Five takeaways from Hungarian Prime Minister Viktor Orban’s meeting with far-right French leader Le Pen

Hungarian Prime Minister Viktor Orban and French far-right leader Marine Le Pen targeted so-called “imperialism” and the “migratory flow” of the European Union at a joint press conference in Budapest on Tuesday .
The sharp criticism comes amid heightened tensions between Brussels and several Eastern European countries – notably Poland and Hungary – over the rule of law.
The two leaders expressed support for the Polish Constitutional Court’s ruling that parts of EU law were incompatible with the Polish constitution and called on Brussels to respect the sovereignty of member states.
For Le Pen, it was a much-anticipated meeting, just a month after Eric Zemmour, a controversial French television expert widely awaited for the April 2022 presidential election, made the same trip. He was accompanied by Marion Maréchal – Le Pen’s niece.
“Everything is in the symbol,” said Jean-Yves Camus, director of the Observatory of Radical Policies at the Jean Jaurès Foundation. The political expert noted that this was the second time this month that France’s far-right leader has held talks with a European head of government, after meeting Polish Prime Minister Mateusz Morawiecki last week.
Orban had so far avoided meeting Marine Le Pen, the leader of the National Rally (RN). But he apparently changed his mind after his party left the right-wing European People’s Party (EPP) group in the European Parliament in March, after years of criticism of the rule of law in his country.
Here are five key takeaways from meeting two politicians.
1. The EU implements the new “Brezhnev doctrine”, according to Orban
Le Pen and Orban both attacked the European Union in unusually strong terms during the press conference.
The Hungarian leader even compared the EU’s “ideological pressure” on migration and open societies to a new “Brezhnev doctrine”, a reference to Soviet foreign policy calling on Moscow to intervene – including militarily – in country where the socialist regime was threatened.
While he acknowledged that the interventions with Soviet tanks were “much more brutal than the Brussels infringement procedures”, he lambasted a “modernized form” of Soviet doctrine aimed at bringing all EU countries ” in a single ideological framework “.
Le Pen used a similar rhetoric, denouncing the “centralized” and “authoritarian” regime in Brussels while defending “the diversity of peoples” within a European Union founded on sovereignty.
“With the European Union, we are no longer dealing with a desire for cooperation, but a desire for subjugation, no longer to an intergovernmental organization, but to a real empire. We believe in creative force and diversity peoples, ”she said.
2. Build a new right-wing movement at European level
Orban said he had to quit the center-right EPP because of the “dominant left ideology” gaining ground there and referred to the joint statement issued in July for a new political formation to the right of the right.
He pledged to “speed up the process in the coming months”.
Camus said this essentially meant “starting from scratch” since “nothing has changed” since the July declaration.
The expert noted that with the two leaders busy with their own national electoral agendas, the new political alliance was doomed to make “slow progress”.
Orban in particular is facing “united opposition” for the first time in the 2022 spring legislative elections, Camus noted, so forming a new group in the European Parliament may not be his first priority.
3. Denounce the EU’s powerlessness in the face of rising energy prices, migration crisis
Unsurprisingly, the two leaders criticized the European Union’s helplessness in the face of migration.
Le Pen declared that migration was a “scourge from which our nations must imperatively protect themselves” and criticized the “migratory flow that the EU wants to organize”.
Orban said that as energy prices soared at the EU level, the EU was “unable to curb them”.
He added that the new climate bill known as “Fit for 55” was “not going to remedy the situation but would only make matters worse”, allegedly “ruining the European middle class, including including that of France “by” tax increases “.
4. Orban does not take sides in the French presidential election
Orban was very careful not to take sides between Zemmour and Le Pen in the next French presidential election.

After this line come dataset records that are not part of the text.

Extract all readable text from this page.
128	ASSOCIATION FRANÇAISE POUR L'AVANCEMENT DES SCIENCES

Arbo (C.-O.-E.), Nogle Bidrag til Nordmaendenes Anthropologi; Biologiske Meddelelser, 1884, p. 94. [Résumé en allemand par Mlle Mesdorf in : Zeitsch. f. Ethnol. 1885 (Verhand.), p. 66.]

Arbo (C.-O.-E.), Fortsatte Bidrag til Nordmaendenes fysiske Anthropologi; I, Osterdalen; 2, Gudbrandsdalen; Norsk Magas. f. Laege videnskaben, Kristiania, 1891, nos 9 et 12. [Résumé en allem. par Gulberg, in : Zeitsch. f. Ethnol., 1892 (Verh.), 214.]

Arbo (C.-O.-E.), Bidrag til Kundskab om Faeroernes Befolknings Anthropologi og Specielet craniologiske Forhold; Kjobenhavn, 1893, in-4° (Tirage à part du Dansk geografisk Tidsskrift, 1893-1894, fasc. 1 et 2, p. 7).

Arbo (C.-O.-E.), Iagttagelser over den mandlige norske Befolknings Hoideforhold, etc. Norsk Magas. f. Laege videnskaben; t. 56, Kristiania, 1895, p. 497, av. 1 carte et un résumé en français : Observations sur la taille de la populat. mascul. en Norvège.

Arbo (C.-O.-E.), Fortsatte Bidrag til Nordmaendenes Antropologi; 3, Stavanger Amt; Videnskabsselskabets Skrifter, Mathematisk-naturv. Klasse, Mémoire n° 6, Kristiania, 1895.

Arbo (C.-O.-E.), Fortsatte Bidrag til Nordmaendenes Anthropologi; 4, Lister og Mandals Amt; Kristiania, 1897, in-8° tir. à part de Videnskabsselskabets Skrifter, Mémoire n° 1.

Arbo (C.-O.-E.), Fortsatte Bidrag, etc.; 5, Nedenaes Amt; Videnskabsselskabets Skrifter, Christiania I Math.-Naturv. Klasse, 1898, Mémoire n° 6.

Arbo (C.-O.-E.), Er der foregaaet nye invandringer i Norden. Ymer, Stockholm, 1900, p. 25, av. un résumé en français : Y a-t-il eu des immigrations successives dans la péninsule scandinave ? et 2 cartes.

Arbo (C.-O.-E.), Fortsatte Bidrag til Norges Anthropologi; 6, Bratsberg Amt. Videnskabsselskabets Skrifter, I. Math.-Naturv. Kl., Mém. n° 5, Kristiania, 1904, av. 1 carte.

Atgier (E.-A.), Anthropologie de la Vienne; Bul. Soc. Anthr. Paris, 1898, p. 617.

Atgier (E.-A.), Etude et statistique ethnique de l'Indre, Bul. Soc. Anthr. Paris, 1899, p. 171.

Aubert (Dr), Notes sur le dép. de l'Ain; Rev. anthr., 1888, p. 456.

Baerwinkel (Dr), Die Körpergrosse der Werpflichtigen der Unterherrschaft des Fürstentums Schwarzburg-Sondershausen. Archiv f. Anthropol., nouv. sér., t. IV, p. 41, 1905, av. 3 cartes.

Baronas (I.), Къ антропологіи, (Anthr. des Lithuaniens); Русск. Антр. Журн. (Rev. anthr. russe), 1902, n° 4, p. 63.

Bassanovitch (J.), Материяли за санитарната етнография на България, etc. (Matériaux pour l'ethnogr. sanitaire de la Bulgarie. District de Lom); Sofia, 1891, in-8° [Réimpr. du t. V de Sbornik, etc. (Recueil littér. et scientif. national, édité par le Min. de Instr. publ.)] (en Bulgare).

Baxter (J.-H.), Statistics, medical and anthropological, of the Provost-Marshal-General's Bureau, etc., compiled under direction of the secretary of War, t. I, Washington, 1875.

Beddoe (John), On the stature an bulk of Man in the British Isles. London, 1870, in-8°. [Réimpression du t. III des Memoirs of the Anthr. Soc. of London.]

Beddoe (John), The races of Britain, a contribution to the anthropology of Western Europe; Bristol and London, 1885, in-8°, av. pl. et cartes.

When a journalist asked him which of the two he supported after welcoming them both in a month, the Hungarian leader replied: “We should not take a stand for the French.”
“If guests come from France, we always receive them with honor.
5. Minimize disagreements
But according to Camus, even if Orban is right to “hold all the cards”, he could ultimately be ideologically closer to Le Pen’s rival, Zemmour.
“Zemmour is much more compatible because he is more radical, more radical in his rejection of immigration, more radical in his rejection of Islam and his retrograde view of the EU and its member countries,” said Camus.
On social issues, such as abortion or LGBTQ rights, Le Pen’s positions are also more liberal than those of his Hungarian host.
Despite their disagreements on a range of issues, Orban and Le Pen played down their differences.
When asked if she agrees with Hungary’s controversial anti-LGBTQ legislation, Ms Le Pen said it wouldn’t occur to her to ‘lecture other countries and tell them what To do “.